You would normally do such a thing by forward-declaring the template class and the friend function and then providing a specialization within the class definition. However, in this case it is not as easy - having a dependent type puts the Tim class in a non-deduced context, so the deduction will fail. However, there's a way around it:

#include <iostream>
#include <type_traits>
#include <map>

template<class T>
struct Bob;

template<typename T, typename>
bool operator < (const T& a, const T& b);

struct DaveTag {};

template<class Tim>
struct Bob
{
    struct Dave : DaveTag
    {
        Tim t{};


        friend bool operator < <Bob<Tim>::Dave, void>(const typename Bob<Tim>::Dave& a, const typename Bob<Tim>::Dave& b);
    } d;
};

template<typename T, typename = typename std::enable_if<std::is_base_of<DaveTag, T>::value>::type>
bool operator < (const T& a, const T& b)
{
    return a.t < b.t;
}

struct X {
    double t;
};

int main()
{
    std::map<Bob<int>::Dave, int> v;
    v[{}];

    // This won't work
    // X x, y;
    //bool b = x < y;

}

Basically, what I've done here is let the compiler deduce the full Bob<Tim>::Dave as the template parameter for operator< . However, clearly a simple definition would allow for any types to be deduced for T potentially leading to some difficult-to-understand problems. To avoid it I added a small tag class DaveTag which allows to prevent instantiations of our very generic operator< for anything but Dave .

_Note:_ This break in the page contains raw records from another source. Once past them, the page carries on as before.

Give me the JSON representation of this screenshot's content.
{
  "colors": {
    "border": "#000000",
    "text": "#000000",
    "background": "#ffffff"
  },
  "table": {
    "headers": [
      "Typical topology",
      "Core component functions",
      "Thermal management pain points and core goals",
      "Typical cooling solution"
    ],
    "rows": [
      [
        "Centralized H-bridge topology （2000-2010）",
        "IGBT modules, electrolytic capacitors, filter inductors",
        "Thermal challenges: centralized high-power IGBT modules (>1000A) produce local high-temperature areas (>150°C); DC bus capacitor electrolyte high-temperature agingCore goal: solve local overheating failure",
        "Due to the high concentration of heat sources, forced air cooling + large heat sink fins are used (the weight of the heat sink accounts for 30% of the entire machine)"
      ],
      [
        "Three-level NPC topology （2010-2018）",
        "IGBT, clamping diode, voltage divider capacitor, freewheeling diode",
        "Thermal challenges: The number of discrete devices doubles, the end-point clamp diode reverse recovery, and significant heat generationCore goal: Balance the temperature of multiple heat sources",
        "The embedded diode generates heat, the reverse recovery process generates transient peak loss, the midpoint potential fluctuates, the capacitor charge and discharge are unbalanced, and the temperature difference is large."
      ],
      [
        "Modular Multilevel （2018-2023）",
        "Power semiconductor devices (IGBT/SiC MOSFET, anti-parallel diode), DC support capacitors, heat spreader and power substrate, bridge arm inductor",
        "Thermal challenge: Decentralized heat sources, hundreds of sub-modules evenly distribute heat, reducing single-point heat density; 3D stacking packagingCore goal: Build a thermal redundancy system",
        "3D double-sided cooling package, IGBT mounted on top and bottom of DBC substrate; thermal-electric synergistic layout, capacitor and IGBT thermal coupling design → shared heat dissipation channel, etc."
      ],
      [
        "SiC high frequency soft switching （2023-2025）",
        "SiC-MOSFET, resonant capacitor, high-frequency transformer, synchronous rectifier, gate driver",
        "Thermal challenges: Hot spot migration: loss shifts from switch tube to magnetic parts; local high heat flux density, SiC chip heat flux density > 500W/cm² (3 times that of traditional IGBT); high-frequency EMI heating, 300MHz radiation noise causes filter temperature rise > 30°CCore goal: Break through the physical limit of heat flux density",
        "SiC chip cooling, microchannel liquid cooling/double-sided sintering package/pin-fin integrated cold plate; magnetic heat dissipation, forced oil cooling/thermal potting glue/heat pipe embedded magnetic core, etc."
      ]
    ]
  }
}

Here is a satisfactory workaround. I didn't want to implement the operator in the class for various reasons (definitions not available at that point, some explicit template instantiation going on here) but I can live with the following:

struct Bob
{
    struct Dave
    {
        Tim t{};

        static bool LessThan(const Dave& a, const Dave& b);

        friend bool operator < (const Dave& a, const Dave& b)
        {
            return LessThan(a, b);
        }
    } d;
};

Now the static function LessThan can be implemented out of the class in the normal way.